Evolving In Order to Survive: Yet another misconception that must be addressed is the idea that "species mutate or evolve in order to survive." Sagan and Druyan's Shadows of Forgotten Ancestors, an excellent source of information, is the origin of this scenario for the origin of the human instinct, fear of the dark (doc). Our ancestors did not sit around the fire saying "we'd better mutate so that, 100,000 years from now, our descendents living in Phoenix will be afraid of the dark." Instead, those who were afraid lived until morning, and passed on their genes. Those who ventured out were eaten by night-hunting predators--the "monsters under the bed."

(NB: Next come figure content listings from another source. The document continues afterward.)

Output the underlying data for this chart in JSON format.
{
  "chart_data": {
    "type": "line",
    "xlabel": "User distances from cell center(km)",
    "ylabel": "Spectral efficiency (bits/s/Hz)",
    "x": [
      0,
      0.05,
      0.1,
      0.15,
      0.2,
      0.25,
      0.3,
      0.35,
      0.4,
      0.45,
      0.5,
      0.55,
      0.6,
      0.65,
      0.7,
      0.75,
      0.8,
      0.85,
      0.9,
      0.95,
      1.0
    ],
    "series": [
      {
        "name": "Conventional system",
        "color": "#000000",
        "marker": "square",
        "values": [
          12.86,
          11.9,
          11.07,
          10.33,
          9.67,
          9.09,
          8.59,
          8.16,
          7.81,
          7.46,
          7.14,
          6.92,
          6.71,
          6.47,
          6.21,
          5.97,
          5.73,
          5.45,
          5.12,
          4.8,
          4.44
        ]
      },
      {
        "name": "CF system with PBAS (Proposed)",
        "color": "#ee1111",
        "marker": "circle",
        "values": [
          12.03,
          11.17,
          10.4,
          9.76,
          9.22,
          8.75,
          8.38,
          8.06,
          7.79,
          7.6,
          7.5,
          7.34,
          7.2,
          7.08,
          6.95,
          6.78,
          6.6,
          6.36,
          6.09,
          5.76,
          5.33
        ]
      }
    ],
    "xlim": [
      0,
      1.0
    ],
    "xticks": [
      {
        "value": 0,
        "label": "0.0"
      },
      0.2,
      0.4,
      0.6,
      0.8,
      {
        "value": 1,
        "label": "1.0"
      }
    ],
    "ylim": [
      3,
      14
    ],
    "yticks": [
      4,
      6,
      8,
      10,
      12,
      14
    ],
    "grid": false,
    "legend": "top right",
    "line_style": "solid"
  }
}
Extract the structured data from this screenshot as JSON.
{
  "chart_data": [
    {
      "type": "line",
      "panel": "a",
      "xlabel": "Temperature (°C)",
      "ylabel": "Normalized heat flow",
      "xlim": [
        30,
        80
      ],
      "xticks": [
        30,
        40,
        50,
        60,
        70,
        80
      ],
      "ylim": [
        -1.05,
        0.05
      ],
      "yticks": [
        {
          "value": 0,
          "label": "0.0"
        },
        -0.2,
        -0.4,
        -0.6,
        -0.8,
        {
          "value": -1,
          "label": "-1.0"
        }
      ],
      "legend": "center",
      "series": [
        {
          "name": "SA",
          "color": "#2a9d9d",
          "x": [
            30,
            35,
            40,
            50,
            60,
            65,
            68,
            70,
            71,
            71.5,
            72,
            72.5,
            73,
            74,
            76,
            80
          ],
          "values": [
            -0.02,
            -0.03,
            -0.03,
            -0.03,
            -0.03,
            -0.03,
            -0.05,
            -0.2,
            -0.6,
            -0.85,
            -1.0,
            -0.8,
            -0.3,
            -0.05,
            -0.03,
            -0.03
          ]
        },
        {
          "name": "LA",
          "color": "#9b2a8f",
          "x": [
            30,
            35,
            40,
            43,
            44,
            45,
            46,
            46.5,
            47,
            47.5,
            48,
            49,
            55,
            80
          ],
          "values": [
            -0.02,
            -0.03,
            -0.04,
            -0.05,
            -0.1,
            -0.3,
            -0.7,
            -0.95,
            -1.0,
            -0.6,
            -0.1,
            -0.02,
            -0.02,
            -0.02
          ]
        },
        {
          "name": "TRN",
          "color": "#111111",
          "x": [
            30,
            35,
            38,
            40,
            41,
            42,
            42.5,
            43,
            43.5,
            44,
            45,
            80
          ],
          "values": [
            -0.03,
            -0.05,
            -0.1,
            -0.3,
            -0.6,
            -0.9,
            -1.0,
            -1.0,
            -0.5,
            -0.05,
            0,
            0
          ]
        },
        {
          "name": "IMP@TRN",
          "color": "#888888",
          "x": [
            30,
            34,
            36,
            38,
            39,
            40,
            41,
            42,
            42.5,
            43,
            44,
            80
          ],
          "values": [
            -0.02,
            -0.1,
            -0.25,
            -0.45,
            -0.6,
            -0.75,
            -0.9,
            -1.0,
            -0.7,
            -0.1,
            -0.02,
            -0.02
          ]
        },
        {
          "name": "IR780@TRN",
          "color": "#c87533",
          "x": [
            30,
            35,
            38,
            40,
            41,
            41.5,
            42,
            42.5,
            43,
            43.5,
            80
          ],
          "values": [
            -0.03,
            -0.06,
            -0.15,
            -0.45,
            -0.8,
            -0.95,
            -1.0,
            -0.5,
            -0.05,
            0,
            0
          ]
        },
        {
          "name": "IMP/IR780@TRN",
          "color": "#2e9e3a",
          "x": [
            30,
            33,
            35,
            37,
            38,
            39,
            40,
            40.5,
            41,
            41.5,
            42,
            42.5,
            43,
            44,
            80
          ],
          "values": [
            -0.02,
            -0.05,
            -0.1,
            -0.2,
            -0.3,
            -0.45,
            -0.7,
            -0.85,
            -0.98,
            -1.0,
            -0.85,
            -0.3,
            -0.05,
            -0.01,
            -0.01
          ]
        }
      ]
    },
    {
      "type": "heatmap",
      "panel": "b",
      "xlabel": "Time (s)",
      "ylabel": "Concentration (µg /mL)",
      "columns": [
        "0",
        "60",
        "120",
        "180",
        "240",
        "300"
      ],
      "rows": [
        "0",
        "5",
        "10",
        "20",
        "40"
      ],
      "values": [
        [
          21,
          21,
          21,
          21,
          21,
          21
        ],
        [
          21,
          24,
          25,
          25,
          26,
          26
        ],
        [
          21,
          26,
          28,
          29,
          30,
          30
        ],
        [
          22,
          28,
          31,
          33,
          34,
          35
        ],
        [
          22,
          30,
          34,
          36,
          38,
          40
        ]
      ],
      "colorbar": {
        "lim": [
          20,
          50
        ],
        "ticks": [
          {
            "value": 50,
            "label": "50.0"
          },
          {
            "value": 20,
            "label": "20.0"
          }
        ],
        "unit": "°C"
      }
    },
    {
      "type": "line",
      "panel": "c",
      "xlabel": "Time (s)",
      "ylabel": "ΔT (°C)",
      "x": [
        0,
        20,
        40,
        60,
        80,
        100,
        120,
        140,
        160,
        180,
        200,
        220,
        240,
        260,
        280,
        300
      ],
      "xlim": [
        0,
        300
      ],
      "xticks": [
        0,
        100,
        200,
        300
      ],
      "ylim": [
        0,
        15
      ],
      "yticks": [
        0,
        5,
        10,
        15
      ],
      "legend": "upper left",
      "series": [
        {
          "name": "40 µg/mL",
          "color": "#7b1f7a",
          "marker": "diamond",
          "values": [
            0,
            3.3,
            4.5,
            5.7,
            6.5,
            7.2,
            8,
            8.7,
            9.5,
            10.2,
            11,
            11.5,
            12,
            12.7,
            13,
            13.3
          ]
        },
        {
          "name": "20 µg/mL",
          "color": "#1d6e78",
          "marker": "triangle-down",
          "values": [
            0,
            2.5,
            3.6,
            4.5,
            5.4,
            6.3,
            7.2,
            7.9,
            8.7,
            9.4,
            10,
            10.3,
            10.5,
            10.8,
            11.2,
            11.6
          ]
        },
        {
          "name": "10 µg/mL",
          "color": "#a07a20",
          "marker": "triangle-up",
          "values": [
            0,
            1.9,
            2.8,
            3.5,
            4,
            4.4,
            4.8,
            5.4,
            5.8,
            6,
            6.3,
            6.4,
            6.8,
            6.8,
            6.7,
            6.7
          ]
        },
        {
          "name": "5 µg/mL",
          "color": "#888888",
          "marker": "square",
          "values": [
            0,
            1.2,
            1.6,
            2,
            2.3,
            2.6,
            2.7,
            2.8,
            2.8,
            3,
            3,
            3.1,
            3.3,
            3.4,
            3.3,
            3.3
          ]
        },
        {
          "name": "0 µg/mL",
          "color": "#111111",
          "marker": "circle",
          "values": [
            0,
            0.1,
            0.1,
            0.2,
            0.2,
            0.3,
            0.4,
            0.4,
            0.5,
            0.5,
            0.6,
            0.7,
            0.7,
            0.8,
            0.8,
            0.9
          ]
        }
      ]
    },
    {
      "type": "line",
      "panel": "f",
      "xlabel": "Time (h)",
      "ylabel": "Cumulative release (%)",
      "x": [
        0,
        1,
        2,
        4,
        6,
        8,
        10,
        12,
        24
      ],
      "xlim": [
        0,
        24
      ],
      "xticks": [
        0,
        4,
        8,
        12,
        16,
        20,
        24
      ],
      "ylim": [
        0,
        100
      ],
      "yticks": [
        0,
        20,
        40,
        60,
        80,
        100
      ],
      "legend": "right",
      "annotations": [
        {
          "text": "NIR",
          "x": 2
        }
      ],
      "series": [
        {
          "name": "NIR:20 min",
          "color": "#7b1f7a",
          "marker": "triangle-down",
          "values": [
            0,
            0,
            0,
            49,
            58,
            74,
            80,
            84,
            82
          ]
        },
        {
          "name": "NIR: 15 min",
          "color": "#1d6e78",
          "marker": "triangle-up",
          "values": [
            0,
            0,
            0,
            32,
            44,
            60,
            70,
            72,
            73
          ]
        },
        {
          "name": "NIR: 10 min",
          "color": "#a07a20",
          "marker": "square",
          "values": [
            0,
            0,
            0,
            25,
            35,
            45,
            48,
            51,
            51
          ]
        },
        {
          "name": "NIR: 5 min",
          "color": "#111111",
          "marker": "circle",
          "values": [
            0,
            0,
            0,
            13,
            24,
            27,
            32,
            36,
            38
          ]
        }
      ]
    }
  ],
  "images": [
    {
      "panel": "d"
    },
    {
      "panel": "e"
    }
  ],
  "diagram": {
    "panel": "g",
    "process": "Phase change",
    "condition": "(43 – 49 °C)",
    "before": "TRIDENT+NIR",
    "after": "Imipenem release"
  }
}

Antibiotic resistance represents the intersection of two distinct issues: evolution and the politics of food. A serious misconception is that "if I eat antibiotics too much, I become resistant, and they don't work in me any more." A second misconception is that none of the diseases that affect animals are relevant to humans. A good look at the meat industry is worthwhile. The ChixFix (pdf) scenario envisions the routine use of antibiotic in chicken feed, and compares it to a geneticist's analysis of the origin of antibiotic resistance in the laboratory--then uses the information to consider impending legislation to ban routine use of antibiotics in animal feed. With the rise of multi-drug-resistance plasmids, and pathogenic strains such as E. coli H7:O157, this becomes a serious issue.

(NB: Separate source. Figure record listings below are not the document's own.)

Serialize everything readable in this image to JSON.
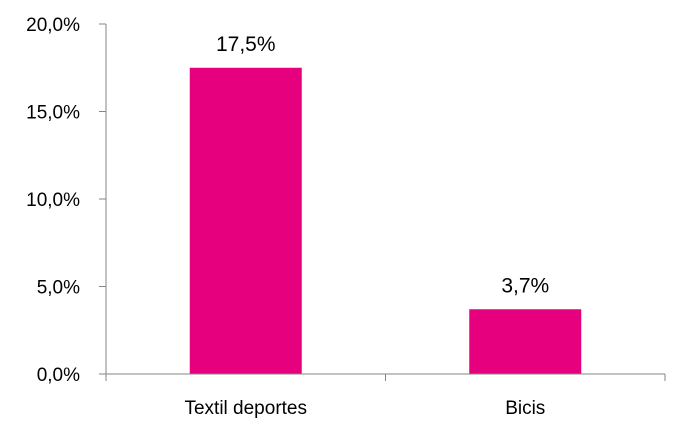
{
  "chart_data": {
    "type": "bar",
    "categories": [
      "Textil deportes",
      "Bicis"
    ],
    "values": [
      17.5,
      3.7
    ],
    "data_labels": [
      "17,5%",
      "3,7%"
    ],
    "title": "",
    "xlabel": "",
    "ylabel": "",
    "ylim": [
      0,
      20
    ],
    "y_ticks": [
      0,
      5,
      10,
      15,
      20
    ],
    "y_tick_labels": [
      "0,0%",
      "5,0%",
      "10,0%",
      "15,0%",
      "20,0%"
    ],
    "grid": false,
    "legend": "none",
    "bar_color": "#E6007E",
    "axis_color": "#868686"
  }
}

The use of antibiotics in animal feed is more serious than the ChixFix scenario indicates, however. The typical "concentrated feeding operation," in which cows are raised on a steady diet of corn, produces rapid weight-gain and lower cost to consumers. But it does so at the expense of disrupting the ecology of the cow's rumen, necessitating the use of antibiotics to cure disease (specifically, life-threatening "bloat".) This is a difficult political issue, inasmuch as banning routine use of antibiotics on livestock will force increased prices by itself, an effect that would be compounded by decreased supply. These are not trivial problems--and require political, environmental, and ultimately cultural changes in the United States. They also require an understanding of evolutionary mechanisms among politicians, Agribusiness, and the general public.